“Vieni, Mia, vieni. Scrisse nuovamente i nomi
in testa ai fogli. Pauline. Johanne. Karoline. Andre. Sei anni. Cominciare la
scuola in autunno. Marco 10:14. Lasciate che i bambini vengano a me. Viaggio da
sola. Corda per saltare. Alberi. Bosco. Vestiti puliti. Corpi ben curati.
Shakespeare. Amleto. Zainetti. Libri di scuola. Cominciava a muoversi qualcosa.
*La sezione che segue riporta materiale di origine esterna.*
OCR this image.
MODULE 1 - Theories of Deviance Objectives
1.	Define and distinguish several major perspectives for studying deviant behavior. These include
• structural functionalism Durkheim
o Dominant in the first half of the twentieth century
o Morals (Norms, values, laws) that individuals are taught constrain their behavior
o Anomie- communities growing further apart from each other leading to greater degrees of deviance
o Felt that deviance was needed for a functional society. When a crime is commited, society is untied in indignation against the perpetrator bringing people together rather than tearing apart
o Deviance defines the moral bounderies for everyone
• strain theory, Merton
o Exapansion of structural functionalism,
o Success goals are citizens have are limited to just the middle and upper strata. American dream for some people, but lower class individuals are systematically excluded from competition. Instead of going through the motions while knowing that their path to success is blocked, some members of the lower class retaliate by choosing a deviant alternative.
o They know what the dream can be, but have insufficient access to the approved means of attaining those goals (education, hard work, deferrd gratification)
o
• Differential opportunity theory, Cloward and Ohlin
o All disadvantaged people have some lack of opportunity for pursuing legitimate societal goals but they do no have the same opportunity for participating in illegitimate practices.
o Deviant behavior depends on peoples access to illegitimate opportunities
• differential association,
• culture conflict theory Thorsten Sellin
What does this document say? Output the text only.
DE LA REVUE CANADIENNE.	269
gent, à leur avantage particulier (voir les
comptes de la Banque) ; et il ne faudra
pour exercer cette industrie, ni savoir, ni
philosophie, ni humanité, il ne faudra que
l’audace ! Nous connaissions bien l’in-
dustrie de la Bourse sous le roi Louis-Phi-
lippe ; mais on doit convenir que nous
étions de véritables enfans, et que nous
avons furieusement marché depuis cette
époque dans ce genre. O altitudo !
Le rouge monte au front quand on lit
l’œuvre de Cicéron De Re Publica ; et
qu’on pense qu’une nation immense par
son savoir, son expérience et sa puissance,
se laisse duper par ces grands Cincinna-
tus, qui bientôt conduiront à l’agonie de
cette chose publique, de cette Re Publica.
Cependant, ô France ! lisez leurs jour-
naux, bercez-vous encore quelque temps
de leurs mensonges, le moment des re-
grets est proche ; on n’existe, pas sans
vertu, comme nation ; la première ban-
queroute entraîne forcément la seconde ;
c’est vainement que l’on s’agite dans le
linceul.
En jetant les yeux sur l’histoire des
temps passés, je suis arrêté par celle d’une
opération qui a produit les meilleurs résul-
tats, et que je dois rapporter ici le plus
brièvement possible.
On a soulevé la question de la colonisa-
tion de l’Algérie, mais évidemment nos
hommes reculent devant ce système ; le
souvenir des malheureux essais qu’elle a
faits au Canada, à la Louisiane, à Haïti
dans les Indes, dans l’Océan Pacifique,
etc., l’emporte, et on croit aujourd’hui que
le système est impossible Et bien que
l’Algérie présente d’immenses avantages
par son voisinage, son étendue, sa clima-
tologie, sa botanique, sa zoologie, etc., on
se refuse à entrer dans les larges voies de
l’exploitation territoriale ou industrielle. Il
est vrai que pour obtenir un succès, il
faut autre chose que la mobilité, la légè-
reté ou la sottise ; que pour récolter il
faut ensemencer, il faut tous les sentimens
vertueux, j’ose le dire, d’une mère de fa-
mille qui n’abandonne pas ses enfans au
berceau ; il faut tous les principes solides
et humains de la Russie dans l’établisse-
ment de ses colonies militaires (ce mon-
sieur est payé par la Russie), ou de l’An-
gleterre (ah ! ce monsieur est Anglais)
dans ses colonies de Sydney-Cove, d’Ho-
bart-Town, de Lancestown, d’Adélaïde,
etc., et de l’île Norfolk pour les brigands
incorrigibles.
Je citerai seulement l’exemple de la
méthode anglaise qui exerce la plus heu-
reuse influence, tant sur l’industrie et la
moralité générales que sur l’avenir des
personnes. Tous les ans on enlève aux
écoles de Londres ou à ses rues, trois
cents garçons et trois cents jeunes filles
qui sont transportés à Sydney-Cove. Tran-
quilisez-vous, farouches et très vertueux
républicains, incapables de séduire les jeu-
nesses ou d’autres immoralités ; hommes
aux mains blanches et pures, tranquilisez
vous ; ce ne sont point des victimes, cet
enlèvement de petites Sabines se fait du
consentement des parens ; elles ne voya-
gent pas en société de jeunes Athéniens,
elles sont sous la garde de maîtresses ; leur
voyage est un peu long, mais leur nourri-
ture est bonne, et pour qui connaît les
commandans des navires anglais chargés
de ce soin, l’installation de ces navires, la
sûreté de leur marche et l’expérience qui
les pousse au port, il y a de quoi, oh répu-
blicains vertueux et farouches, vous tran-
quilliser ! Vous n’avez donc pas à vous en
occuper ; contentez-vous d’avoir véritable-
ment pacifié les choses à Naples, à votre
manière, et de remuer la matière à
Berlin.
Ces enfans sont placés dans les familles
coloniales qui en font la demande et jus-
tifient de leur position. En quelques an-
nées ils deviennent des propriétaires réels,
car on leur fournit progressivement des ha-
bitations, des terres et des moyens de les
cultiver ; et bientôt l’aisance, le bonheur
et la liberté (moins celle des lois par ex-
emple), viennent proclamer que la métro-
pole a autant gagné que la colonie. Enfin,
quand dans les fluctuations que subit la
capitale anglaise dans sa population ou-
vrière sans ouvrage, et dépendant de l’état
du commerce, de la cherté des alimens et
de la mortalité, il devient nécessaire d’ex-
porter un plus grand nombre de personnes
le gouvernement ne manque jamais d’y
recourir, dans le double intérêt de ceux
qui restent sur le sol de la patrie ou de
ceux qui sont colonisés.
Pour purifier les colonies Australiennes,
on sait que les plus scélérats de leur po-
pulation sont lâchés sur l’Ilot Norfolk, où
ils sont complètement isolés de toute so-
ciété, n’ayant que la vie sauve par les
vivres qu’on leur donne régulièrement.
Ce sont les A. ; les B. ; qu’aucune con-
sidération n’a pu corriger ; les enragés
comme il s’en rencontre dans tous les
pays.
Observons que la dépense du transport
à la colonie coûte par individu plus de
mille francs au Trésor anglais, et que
Rikke JW. Hønefoss. La bambina non fu mai trovata. Viaggio da sola.”.
Molto
simile per stile e contenuti all’opera del compianto Giorgio Faletti, distante
dall’algido approccio linguistico del conterraneo Jo Nesbø, Samuel Bjørk con “La stagione degli innocenti” (Longanesi) introduce il lettore in una
agevole trama psicopatico-criminale che riprende temi già diffusamente affrontati
dal cinema e dalla letteratura. Il devastante mix follia e settarismo religioso, incubi personali e istinti
omicidi, il cui collante è una deviata religiosità, è oramai un leit motiv di successo, come dimostrano lo scrittore svedese Stieg
Larsson con la fortunata trilogia “Millennium” e l’italiano Donato Carrisi con
i suoi ben più acuti e dotti romanzi serial
killer-esoterici.
Thriller godibile in attesa che qualcuno lo traduca in linguaggio cinematografico.